Berlin: (hib/MIK) "Die in der Fleischwirtschaft bekannt gewordenen Skandale können sich grundsätzlich in allen Bereichen der Lebensmittelbranche wiederholen." Dies erklärt der Bundesverband der Lebensmittelkontrolleure (BVLK) in seiner schriftlichen Stellungnahme zur Anhörung des Ausschuss für Ernährung, Landwirtschaft und Verbraucherschutz zum Thema "Ursachen der aufgetretenen Missstände in der Fleischbranche, ihre Auswirkungen auf die Verbraucher und die Landwirtschaft sowie notwendige Konsequenzen". Die Anhörung hat heute um 13 Uhr begonnen. Auch für den Bundesverband der Verbraucherzentralen (vzbv) sind die Skandale vom Oktober/November vergangenen Jahres "lediglich die Spitze des Eisbergs". Lücken und Schwachstellen der staatlichen, aber auch privaten Lebensmittelüberwachung würden einhergehen mit einem Trend zur "Anonymisierung" der Produzenten-Verbraucherbeziehung, heißt es in der Stellungnahme. Wenngleich es natürlich in keinem Lebensbereich eine 100-prozentige Sicherheit geben könne, müsse Ziel eines koordinierten Handelns aller staatlichen Ebenen sein, gerade bei Lebensmitteln den Verbraucherschutz gemeinsam mit den Wirtschaftsbeteiligten zu sichern.

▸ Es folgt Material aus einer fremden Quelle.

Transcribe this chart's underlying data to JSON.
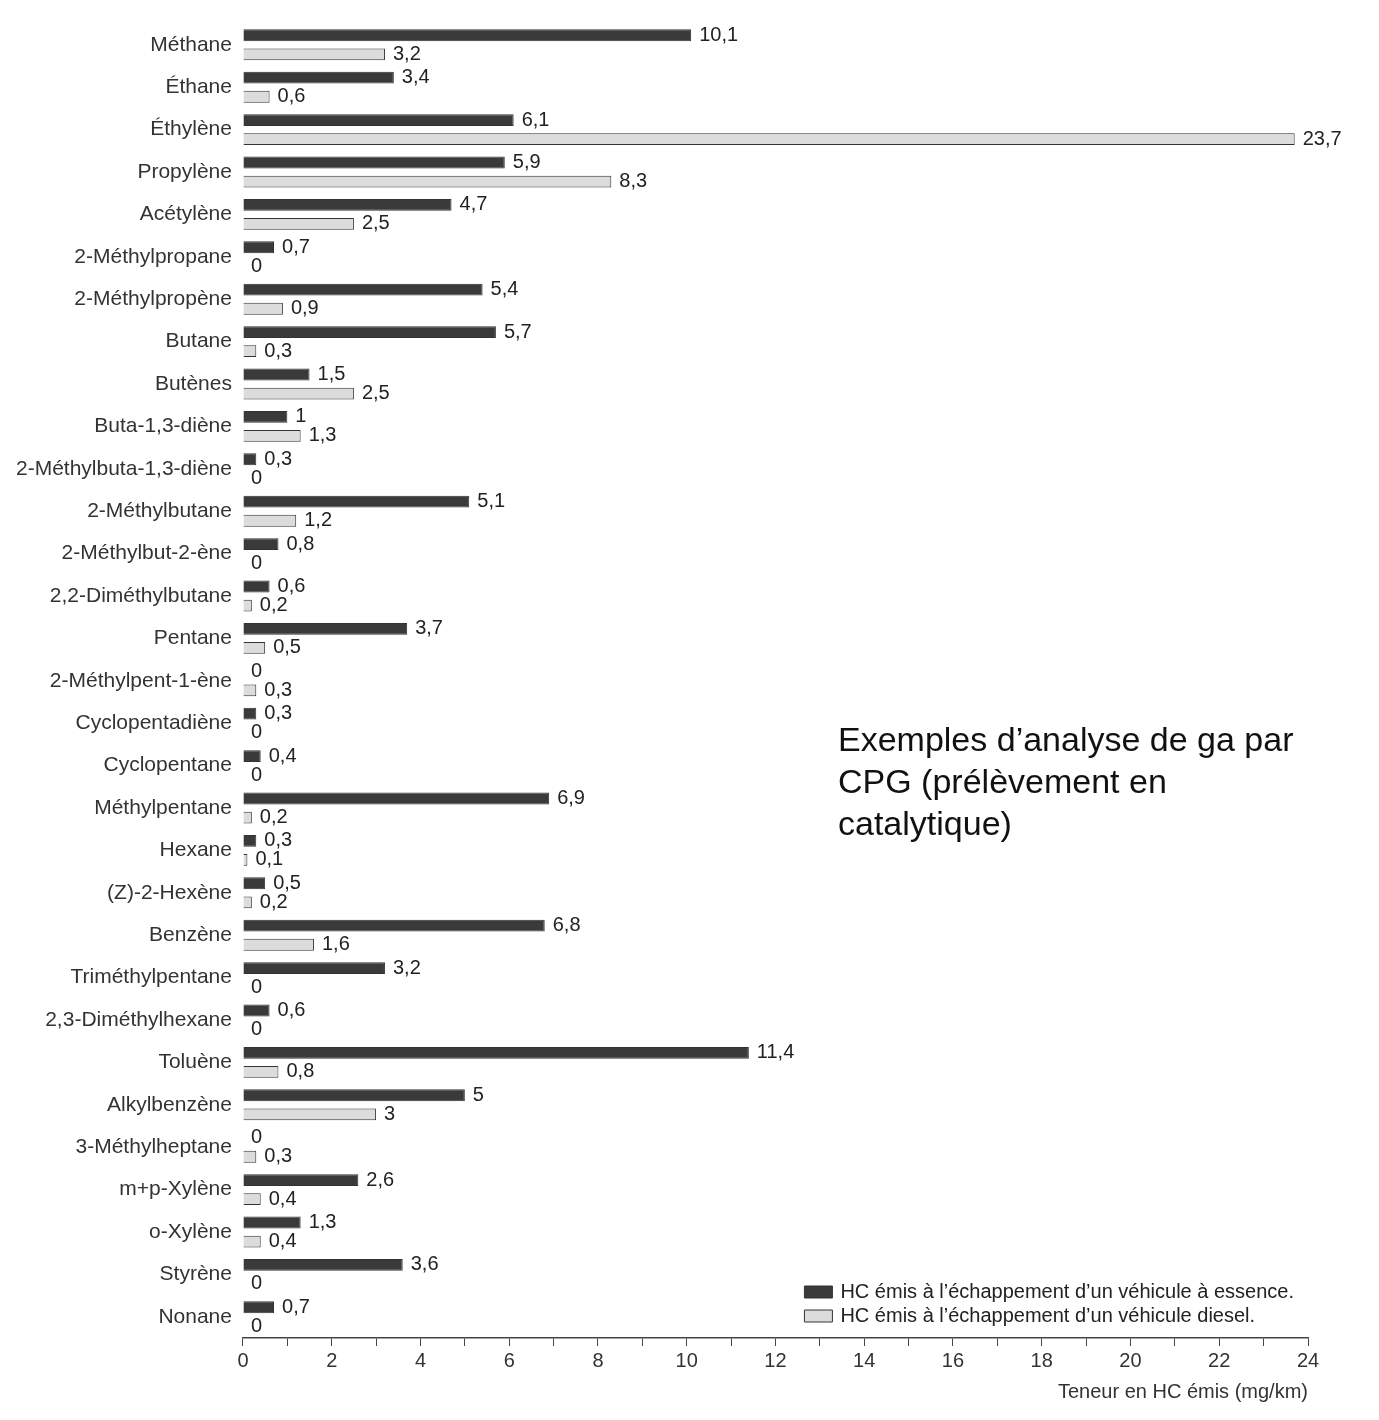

Dazu hat Bundesernährungsminister Horst Seehofer (CDU/CSU) einen Maßnahmenkatalog vorgelegt, der vor allem eine Verbesserung der amtlichen Kontrollen vorsieht. Dieses so genannte Zehn-Punkte-Programm wird von den meisten Sachverständigen zwar begrüßt, trotzdem geht er zum Beispiel dem vzbv und Greenpeace nicht weit genug. "Es ist nicht anzunehmen, dass mit diesem Plan wesentliche Verbesserungen erreicht werden könnten", schreibt Greenpeace. So treffe der Appell an die Eigenkontrolle der Fleischwirtschaft nicht den Kern des Problems. Der Skandal sei ein Symptom für falsche Landwirtschaft und fehlende Kontrollen. Für den Verband der Fleischwirtschaft (VDF) handelt es sich um kriminelle Aktivitäten einzelner Unternehmen. Gegen solche Firmen müsse hart durchgegriffen werden, bis hin zum Verbot, mit Fleisch zu handeln. Diese Meinung wird unterstützt vom Hauptverband des Deutschen Einzelhandels (HDE), der erwartet, dass "derartige Machenschaften zukünftig nicht mehr in einem quasi kontrollfreien Raum stattfinden können". Die Sicherheit bei Lebensmitteln dürfe nicht nach dem Preis differenzieren. Die meisten Sachverständigen sind für ein neues Verbraucherinformationsgesetz. Für den HDE müsse darin allerdings gewährleistet sein, dass die "durch die Wirtschaft vorgebrachten Kriterien für eine sachgerechte Umsetzung der Verbraucherinformationen berücksichtigt würden" und keine "unverhältnismäßige bürokratische Belastung der meist mittelständischen Unternehmen" herauskommen solle.
Das nordrhein-westfälische Ministerium für Umwelt- und Naturschutz, Landwirtschaft und Verbraucherschutz weist in seiner schriftlichen Stellungnahme darauf hin, dass das Zehn-Punkte-Sofortprogramm in Nordrhein-Westfalen bereits vollständig umgesetzt sei. Auch für den Experten der Landesregierung waren bei dem Skandal nur "wenige Kriminelle" aktiv. Der Einzelsachverständige Professor Eberhard Karge kritisiert, dass im Zehn-Punkte-Programm der Bundesregierung eine komplexe Ursachenanalyse zur Klärung der Tatbestände fehle. Zudem sei das Sofortprogramm ausschließlich auf die Fleischbranche ausgerichtet. Doch würden Risiken auch in anderen Lebensmittelbereichen bestehen. Deshalb ist nach seiner Meinung der Zehn-Punkte-Plan nur als Beginn einer Maßnahmenfolge zu verstehen. Ein generelles und tiefenwirksames Konzept zur Verhütung beziehungsweise zur nachweisbaren Reduzierung entsprechender Vorkommnisse müsse daran angeschlossen werden. Schließlich wies er darauf hin, dass viele Vorhaben des Zehn-Punkte-Plans schon durch EU-Verordnungen abgedeckt seien.